Implementation and Architecture

The parser implements a recursive-descent and hand-written lexer influenced by techniques used in V8 (JavaScript engine), SpiderMonkey, and production parsers from Closure Compiler and UglifyJS. Its architecture exposes a minimal core with plugin hooks similar to extension points in Babel (software), allowing AST transformers used by Rollup and Browserify to operate. The codebase follows patterns familiar to maintainers of Node.js, npm, and GitHub projects, with test suites inspired by Mozilla's test262 and conformance suites used by ECMA International. Integration points mirror those in eslint, prettier, and jest runner configurations.

Ecosystem and Tooling

Acorn integrates into a broad ecosystem alongside Babel (software), Rollup, Webpack, ESLint, Terser, Prettier (software), TypeScript, Flow (software), Vite (software), Parcel (software), and Browserify. Tooling adapters exist for build systems such as Gulp (software), Grunt (software), and task runners used in Travis CI, CircleCI, and GitHub Actions. Plugins and transforms interoperate with testing frameworks like Jest, Mocha, Karma, and continuous integration services including Jenkins and GitLab CI. Documentation and community discourse occur on platforms like GitHub, Stack Overflow, and DEV Community.
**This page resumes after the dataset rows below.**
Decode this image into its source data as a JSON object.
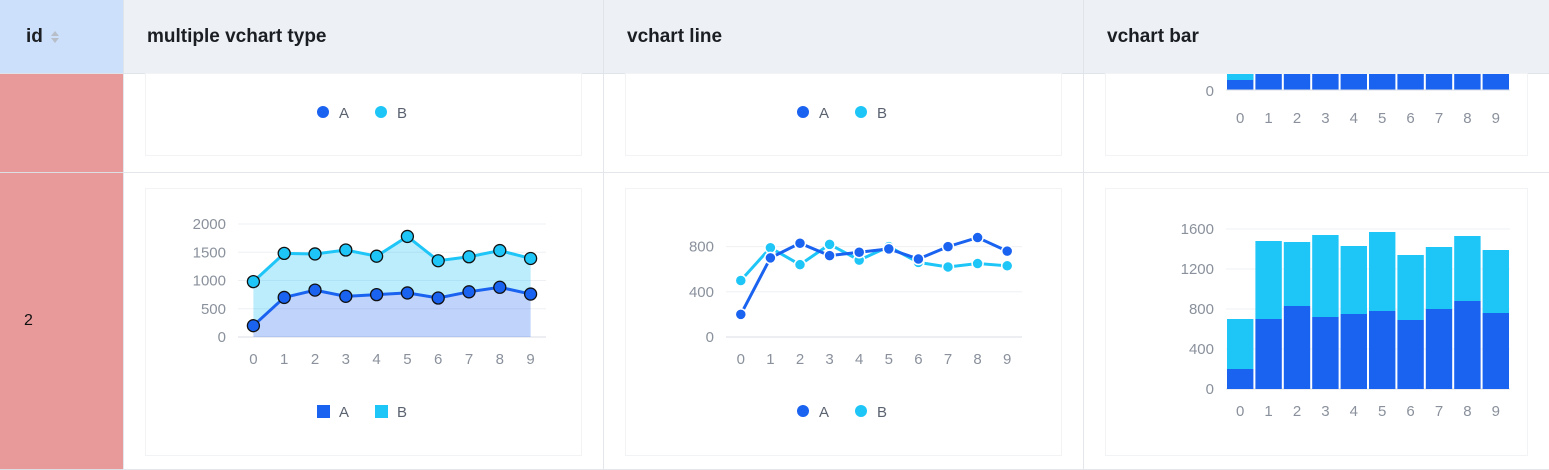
{
  "header": {
    "id_label": "id",
    "columns": [
      "multiple vchart type",
      "vchart line",
      "vchart bar"
    ]
  },
  "rows": [
    {
      "id": ""
    },
    {
      "id": "2"
    }
  ],
  "colors": {
    "A": "#1a62f0",
    "B": "#1ec5f7",
    "id_cell": "#e89a9a",
    "header_id": "#cce0fb",
    "header": "#edf1f6"
  },
  "legend": {
    "A": "A",
    "B": "B"
  },
  "chart_data": [
    {
      "type": "area",
      "column": "multiple vchart type",
      "categories": [
        "0",
        "1",
        "2",
        "3",
        "4",
        "5",
        "6",
        "7",
        "8",
        "9"
      ],
      "ylim": [
        0,
        2000
      ],
      "yticks": [
        "0",
        "500",
        "1000",
        "1500",
        "2000"
      ],
      "stacked": true,
      "legend_position": "bottom",
      "series": [
        {
          "name": "A",
          "values": [
            200,
            700,
            830,
            720,
            750,
            780,
            690,
            800,
            880,
            760
          ]
        },
        {
          "name": "B",
          "values": [
            780,
            780,
            640,
            820,
            680,
            1000,
            660,
            620,
            650,
            630
          ]
        }
      ]
    },
    {
      "type": "line",
      "column": "vchart line",
      "categories": [
        "0",
        "1",
        "2",
        "3",
        "4",
        "5",
        "6",
        "7",
        "8",
        "9"
      ],
      "ylim": [
        0,
        1000
      ],
      "yticks": [
        "0",
        "400",
        "800"
      ],
      "legend_position": "bottom",
      "series": [
        {
          "name": "A",
          "values": [
            200,
            700,
            830,
            720,
            750,
            780,
            690,
            800,
            880,
            760
          ]
        },
        {
          "name": "B",
          "values": [
            500,
            790,
            640,
            820,
            680,
            800,
            660,
            620,
            650,
            630
          ]
        }
      ]
    },
    {
      "type": "bar",
      "column": "vchart bar",
      "categories": [
        "0",
        "1",
        "2",
        "3",
        "4",
        "5",
        "6",
        "7",
        "8",
        "9"
      ],
      "ylim": [
        0,
        1700
      ],
      "yticks": [
        "0",
        "400",
        "800",
        "1200",
        "1600"
      ],
      "stacked": true,
      "series": [
        {
          "name": "A",
          "values": [
            200,
            700,
            830,
            720,
            750,
            780,
            690,
            800,
            880,
            760
          ]
        },
        {
          "name": "B",
          "values": [
            500,
            780,
            640,
            820,
            680,
            790,
            650,
            620,
            650,
            630
          ]
        }
      ]
    }
  ],
  "top_row_bar_axis": {
    "yticks": [
      "0"
    ],
    "categories": [
      "0",
      "1",
      "2",
      "3",
      "4",
      "5",
      "6",
      "7",
      "8",
      "9"
    ]
  }
}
Performance and Benchmarks

Benchmarks compare Acorn with parsers such as Esprima, Babel (software), TypeScript, and UglifyJS across workloads inspired by real-world projects including React (web framework), Angular (software), Vue.js, and libraries like Lodash, Moment.js, and RxJS. Acorn's low-dependency design yields favorable parsing throughput and memory characteristics in contexts used by Rollup and Terser minimizers. Performance analyses often reference engines like V8 (JavaScript engine), ChakraCore, and operating environments on Linux, macOS, and Windows CI runners. Profiling and optimizations borrow methodologies from Google performance tooling and benchmarking suites used by Node.js core contributors.

Adoption and Usage

Adopters include prominent projects in the JavaScript ecosystem such as Babel (software), Rollup, ESLint, Terser, Prettier (software), Vite (software), Parcel (software), and many npm packages maintained by individuals and organizations like Google, Facebook, Microsoft, and Mozilla. Corporate and open-source tooling in companies working on Chrome, Firefox, and Safari related pipelines also leverage Acorn or its AST conventions. Education and community resources reference the parser in articles posted on Medium (website), GitHub Gist, and conference talks at JSConf, NodeConf, and Frontend Conference gatherings.

Licensing and Maintenance

The project is distributed under a permissive MIT License and follows maintenance practices common to open-source software projects hosted on GitHub. Contributions follow patterns seen in governance models from foundations like the OpenJS Foundation and collaborative workflows used by Linux Foundation projects. Release management, changelogs, and semantic versioning mirror approaches advocated by npm, Semantic Versioning guidelines, and continual integration practices used in Travis CI and GitHub Actions.